Tra i ministri c'è chi derubrica la cosa senza dargli troppo importanza, convinto che l'elemento scatenante sia soprattutto l'imposta sugli extra-profitti bancari e il confronto in corso sulla nuova normativa per i crediti deteriorati (o Non-performing loans, Npl). Il timore degli investitori internazionali, insomma, è che l'Italia possa non offrire certezze sul quadro regolatorio.

Poi, però, c'è anche chi teme che la sequenza agostana possa essere un segnale della «bolla di Bruxelles» che inizia a veicolare segnali prima che il confronto sul Patto di stabilità arrivi al dunque. Il 15 e 16 settembre, infatti, è in agenda l'Ecofin - la riunione dei ministri dell'Economia e delle Finanze dell'Ue - e sarà quella l'occasione per fare il punto sulle diverse posizioni in campo, con la Germania alla testa dei cosiddetti rigoristi e l'Italia che auspica un approccio più flessibile. La questione, peraltro, sarà uno dei temi sul tavolo del bilaterale che proprio oggi Giorgia Meloni avrà ad Atene con il premier greco Kyriakos Mitsotakis (la Grecia, afflitta dal primo debito pubblico dell'Ue e seguita da Italia, Portogallo, Spagna e Francia, ha sul punto posizioni molto vicine alle nostre). Insomma, nella maggioranza c'è anche chi teme che la sequenza agostana non sia solo il frutto dei timori degli investitori internazionali, ma sia anche il termometro di altro. D'altra parte, in Italia è già accaduto in passato che governi in carica siano stati fortemente condizionati da fattori esterni.

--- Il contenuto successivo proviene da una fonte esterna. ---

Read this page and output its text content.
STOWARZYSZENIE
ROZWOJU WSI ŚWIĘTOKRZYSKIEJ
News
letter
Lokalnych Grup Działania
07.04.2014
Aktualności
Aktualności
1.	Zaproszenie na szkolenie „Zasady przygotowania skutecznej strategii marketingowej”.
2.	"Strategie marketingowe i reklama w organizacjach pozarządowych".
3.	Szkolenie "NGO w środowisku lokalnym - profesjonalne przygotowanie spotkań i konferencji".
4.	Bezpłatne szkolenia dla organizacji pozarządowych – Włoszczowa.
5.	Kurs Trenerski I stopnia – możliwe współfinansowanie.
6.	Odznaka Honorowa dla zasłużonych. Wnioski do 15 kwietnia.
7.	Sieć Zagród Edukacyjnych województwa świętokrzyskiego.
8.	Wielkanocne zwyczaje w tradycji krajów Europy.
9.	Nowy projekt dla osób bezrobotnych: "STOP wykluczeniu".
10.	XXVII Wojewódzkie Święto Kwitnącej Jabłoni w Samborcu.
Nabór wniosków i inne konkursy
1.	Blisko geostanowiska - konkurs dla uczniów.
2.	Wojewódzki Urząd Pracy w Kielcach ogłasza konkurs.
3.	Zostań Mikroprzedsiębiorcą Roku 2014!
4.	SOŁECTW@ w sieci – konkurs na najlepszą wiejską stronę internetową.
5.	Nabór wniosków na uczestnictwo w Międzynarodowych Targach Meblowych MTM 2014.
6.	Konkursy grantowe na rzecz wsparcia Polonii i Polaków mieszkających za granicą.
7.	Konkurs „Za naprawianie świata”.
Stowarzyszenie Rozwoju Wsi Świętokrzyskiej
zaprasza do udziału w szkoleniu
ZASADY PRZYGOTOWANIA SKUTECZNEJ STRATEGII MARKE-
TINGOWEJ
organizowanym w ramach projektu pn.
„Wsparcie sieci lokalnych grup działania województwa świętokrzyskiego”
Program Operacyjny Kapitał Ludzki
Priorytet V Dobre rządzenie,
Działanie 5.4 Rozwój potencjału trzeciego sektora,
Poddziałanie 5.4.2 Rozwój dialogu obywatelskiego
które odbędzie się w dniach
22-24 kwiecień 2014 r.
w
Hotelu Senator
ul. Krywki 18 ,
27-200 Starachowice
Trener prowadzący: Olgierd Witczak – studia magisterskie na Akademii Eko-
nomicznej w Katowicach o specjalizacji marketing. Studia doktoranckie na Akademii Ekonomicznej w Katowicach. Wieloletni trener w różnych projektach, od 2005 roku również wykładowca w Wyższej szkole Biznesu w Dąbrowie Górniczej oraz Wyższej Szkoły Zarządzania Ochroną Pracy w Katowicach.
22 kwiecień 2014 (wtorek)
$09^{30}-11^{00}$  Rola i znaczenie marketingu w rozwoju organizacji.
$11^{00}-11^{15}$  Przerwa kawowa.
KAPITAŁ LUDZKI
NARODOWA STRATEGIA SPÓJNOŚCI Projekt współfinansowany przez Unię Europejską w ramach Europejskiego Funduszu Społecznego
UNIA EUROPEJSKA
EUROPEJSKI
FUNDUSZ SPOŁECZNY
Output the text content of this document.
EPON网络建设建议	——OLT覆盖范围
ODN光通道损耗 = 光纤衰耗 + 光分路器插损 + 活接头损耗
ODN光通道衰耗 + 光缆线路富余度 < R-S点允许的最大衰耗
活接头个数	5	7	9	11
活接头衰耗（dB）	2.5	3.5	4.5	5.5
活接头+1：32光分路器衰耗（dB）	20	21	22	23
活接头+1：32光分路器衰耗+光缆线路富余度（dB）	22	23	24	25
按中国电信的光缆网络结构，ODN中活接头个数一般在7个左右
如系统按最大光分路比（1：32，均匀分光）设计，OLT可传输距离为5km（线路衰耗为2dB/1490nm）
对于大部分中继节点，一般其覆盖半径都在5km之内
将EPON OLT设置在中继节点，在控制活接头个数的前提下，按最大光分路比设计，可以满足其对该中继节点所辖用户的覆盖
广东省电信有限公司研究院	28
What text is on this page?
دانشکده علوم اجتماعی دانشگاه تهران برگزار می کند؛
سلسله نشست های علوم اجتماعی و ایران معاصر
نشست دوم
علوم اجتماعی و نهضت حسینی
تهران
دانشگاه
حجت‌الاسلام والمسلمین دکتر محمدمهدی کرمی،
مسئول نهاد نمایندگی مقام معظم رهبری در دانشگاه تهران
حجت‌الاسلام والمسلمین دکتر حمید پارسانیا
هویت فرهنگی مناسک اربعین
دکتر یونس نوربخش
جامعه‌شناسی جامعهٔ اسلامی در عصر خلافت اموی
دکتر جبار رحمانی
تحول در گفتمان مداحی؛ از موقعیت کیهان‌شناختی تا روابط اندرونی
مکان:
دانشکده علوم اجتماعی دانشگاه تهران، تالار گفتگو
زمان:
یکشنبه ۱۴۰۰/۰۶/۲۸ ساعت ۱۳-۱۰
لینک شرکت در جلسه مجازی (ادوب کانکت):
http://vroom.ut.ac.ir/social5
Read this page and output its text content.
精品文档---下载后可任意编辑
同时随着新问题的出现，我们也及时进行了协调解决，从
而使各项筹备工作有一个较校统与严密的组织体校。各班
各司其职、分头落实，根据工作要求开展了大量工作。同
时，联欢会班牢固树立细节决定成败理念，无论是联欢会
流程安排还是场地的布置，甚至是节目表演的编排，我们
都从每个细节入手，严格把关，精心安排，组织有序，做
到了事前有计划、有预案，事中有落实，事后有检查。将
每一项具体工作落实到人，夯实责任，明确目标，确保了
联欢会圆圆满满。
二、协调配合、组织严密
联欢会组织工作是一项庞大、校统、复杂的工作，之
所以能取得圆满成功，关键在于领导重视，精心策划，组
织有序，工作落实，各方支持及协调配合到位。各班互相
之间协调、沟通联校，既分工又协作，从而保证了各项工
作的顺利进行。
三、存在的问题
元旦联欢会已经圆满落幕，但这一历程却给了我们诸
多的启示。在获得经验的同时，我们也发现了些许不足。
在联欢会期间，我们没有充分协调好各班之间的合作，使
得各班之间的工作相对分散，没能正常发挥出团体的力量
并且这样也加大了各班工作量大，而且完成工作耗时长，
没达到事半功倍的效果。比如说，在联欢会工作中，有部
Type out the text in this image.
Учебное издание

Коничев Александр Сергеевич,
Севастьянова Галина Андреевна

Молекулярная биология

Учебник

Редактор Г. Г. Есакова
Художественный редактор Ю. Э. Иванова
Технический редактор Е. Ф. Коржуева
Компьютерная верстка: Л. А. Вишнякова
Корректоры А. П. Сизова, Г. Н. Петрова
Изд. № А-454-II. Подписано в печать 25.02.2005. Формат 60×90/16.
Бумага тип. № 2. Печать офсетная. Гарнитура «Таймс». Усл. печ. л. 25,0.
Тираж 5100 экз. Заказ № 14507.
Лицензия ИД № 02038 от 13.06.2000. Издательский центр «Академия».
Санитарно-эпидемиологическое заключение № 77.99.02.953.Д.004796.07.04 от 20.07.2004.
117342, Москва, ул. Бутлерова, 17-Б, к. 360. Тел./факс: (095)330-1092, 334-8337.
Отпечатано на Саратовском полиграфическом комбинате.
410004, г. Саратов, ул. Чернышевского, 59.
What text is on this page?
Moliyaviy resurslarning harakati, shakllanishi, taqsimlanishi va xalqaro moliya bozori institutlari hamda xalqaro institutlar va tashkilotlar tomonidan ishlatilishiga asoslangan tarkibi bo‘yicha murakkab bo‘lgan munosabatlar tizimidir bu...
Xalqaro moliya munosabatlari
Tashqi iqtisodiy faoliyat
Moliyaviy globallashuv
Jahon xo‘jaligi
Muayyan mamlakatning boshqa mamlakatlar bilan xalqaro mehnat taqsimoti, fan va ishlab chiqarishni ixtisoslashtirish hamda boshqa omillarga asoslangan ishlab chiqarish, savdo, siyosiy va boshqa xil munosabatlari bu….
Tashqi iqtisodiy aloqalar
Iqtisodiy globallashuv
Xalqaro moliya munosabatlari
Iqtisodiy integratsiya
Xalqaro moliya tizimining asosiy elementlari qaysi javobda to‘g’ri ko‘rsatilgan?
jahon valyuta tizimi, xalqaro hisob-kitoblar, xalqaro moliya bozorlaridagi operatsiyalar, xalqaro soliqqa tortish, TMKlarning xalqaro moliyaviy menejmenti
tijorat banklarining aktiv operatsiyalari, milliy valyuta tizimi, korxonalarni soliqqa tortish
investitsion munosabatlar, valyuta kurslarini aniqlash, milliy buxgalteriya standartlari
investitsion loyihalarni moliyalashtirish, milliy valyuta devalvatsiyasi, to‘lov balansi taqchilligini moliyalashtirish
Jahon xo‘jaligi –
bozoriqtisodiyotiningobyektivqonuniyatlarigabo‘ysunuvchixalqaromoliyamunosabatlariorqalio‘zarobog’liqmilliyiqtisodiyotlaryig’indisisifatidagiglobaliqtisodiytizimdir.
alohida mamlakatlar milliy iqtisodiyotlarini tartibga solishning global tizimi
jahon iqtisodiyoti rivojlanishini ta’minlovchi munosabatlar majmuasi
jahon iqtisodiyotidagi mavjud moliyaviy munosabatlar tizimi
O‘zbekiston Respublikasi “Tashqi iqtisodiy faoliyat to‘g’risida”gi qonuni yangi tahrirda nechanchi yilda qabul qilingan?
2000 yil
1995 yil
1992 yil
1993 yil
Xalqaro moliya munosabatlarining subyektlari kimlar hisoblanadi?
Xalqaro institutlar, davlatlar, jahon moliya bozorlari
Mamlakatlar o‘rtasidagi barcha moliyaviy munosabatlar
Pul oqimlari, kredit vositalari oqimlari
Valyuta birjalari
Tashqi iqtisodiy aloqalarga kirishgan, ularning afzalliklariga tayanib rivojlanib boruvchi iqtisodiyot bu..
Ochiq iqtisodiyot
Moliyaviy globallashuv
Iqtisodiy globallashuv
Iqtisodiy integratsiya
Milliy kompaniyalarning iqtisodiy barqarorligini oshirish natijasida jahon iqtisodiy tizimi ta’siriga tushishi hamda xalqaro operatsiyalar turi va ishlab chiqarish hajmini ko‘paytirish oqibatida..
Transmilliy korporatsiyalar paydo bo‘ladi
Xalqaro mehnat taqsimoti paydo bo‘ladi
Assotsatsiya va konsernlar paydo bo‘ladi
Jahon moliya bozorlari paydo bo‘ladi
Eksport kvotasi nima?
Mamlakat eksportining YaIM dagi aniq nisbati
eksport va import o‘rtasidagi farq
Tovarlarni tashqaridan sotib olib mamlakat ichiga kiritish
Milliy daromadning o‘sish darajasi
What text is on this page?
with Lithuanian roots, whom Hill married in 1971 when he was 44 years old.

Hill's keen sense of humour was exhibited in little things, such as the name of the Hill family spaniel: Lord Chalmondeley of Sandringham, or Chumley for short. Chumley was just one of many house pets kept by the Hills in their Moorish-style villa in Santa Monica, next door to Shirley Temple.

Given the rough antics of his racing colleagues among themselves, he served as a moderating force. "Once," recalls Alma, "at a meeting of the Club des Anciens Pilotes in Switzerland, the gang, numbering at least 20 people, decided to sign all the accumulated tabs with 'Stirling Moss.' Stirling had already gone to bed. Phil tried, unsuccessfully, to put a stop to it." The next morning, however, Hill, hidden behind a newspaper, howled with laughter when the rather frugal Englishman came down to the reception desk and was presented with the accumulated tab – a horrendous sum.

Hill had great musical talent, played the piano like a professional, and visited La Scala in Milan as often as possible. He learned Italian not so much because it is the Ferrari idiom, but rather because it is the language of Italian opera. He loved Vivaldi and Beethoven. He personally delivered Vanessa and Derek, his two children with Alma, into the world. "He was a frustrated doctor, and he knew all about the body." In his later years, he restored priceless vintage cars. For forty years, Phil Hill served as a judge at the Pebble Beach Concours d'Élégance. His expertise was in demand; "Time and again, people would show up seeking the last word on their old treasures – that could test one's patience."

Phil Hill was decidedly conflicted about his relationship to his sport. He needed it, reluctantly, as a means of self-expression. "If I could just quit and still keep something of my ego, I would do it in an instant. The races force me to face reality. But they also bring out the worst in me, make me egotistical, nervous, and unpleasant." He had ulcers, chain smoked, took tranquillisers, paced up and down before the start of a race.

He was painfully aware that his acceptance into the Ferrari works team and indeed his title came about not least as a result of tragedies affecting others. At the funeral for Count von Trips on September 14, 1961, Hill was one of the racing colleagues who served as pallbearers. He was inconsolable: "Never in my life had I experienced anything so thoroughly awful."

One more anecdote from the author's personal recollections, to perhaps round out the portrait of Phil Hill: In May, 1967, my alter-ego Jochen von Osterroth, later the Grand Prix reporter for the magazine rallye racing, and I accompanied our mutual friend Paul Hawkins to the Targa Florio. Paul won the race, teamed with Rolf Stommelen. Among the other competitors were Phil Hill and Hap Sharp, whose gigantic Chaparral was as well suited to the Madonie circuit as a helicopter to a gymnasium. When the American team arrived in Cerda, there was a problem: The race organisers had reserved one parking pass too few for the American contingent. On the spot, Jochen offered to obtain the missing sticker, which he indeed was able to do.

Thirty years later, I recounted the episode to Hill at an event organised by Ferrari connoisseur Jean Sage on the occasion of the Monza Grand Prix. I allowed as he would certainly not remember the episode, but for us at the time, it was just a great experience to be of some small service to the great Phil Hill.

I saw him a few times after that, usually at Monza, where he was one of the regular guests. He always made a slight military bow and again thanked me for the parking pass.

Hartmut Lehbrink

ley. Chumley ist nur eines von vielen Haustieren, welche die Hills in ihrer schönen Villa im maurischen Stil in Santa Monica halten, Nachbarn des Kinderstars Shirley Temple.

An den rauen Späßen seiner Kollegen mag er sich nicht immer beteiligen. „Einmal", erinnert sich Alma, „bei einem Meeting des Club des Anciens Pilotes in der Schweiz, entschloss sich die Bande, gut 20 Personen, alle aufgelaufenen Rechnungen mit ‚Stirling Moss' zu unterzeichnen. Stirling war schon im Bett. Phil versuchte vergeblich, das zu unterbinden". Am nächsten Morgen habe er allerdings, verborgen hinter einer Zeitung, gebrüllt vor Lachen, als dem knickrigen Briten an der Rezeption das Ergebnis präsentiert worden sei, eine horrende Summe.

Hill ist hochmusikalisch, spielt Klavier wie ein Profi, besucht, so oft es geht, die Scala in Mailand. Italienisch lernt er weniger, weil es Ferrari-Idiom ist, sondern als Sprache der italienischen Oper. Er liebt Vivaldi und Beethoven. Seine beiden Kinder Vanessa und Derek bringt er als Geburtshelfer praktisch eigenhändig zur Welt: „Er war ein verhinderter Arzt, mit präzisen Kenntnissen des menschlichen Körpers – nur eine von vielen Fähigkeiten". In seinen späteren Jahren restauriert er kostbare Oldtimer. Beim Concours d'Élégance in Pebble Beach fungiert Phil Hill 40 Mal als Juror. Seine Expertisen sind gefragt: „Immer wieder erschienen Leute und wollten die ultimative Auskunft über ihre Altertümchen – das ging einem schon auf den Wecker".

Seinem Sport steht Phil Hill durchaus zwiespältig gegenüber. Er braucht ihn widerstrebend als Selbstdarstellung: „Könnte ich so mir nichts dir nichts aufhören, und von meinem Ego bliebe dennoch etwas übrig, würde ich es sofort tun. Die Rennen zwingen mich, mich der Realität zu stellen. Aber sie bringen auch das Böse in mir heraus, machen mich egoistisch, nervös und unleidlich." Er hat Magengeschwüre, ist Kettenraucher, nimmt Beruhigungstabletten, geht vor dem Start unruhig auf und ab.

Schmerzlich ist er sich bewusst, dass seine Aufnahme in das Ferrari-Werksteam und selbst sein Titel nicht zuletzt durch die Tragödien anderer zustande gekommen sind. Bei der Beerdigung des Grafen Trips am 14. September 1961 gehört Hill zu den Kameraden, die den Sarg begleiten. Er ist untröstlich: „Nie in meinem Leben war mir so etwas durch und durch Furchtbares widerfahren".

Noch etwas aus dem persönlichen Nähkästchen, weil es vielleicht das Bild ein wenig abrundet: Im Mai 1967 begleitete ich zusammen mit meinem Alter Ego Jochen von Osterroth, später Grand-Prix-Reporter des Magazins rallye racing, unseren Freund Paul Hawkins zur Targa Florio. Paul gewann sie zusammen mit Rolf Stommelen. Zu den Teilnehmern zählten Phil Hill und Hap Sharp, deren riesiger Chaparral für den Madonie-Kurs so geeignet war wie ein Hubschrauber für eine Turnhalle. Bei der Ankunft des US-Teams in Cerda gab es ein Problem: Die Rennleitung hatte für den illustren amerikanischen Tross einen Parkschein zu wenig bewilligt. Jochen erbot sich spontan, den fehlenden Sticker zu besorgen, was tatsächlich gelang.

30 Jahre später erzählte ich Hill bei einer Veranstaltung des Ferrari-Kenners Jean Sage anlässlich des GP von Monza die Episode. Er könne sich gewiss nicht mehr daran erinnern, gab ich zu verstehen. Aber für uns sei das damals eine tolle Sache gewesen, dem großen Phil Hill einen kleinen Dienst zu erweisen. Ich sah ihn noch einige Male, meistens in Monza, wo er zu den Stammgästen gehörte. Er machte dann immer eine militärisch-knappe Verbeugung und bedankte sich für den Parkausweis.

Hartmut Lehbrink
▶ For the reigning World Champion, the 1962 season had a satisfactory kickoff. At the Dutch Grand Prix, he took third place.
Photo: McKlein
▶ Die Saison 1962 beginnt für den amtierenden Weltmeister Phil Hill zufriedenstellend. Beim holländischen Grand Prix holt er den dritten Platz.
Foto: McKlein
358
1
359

A Bruxelles, peraltro, la riforma delle regole che disciplinano il bilancio degli Stati membri si incrocia ad altre e delicate partite che l'Italia sta giocando. Quella della ratifica del Mes, che a novembre tornerà in Parlamento dopo la sospensiva di quattro mesi approvata alla Camera lo scorso 5 luglio. Ma anche il fronte del Pnrr, su cui ieri il Financial Times è tornato a manifestare dubbi. L'Italia, scrive il quotidiano della City londinese, «ha faticato a tenere il passo con l'impegnativo calendario di riforme e investimenti concordato con Bruxelles nel 2021, in particolare da quando la coalizione di destra di Meloni è andata al governo lo scorso anno». Proprio questo, secondo FT, avrebbe «ravvivato le preoccupazioni di lunga data sulle capacità di Roma di portare avanti le riforme promesse e utilizzare efficacemente la liquidità ottenuta».

Un ragionamento non nuovo e che in più occasioni - anche nelle interlocuzioni dirette con la Commissione Ue - a Palazzo Chigi hanno rimandato al mittente, esattamente in forza del fatto che - come ha ricordato la scorsa settimana il ministro Raffaele Fitto davanti alla platea del Meeting di Rimini - l'attuale esecutivo ha ereditato un Pnrr già scritto dai due precedenti governi e, nonostante questo, al 31 dicembre l'Italia si troverà ad aver ricevuto tutti i finanziamenti previsti per il 2023 (non cambia l'importo complessivo che verserà Bruxelles, ma solo la ripartizione tra terza e quarta rata).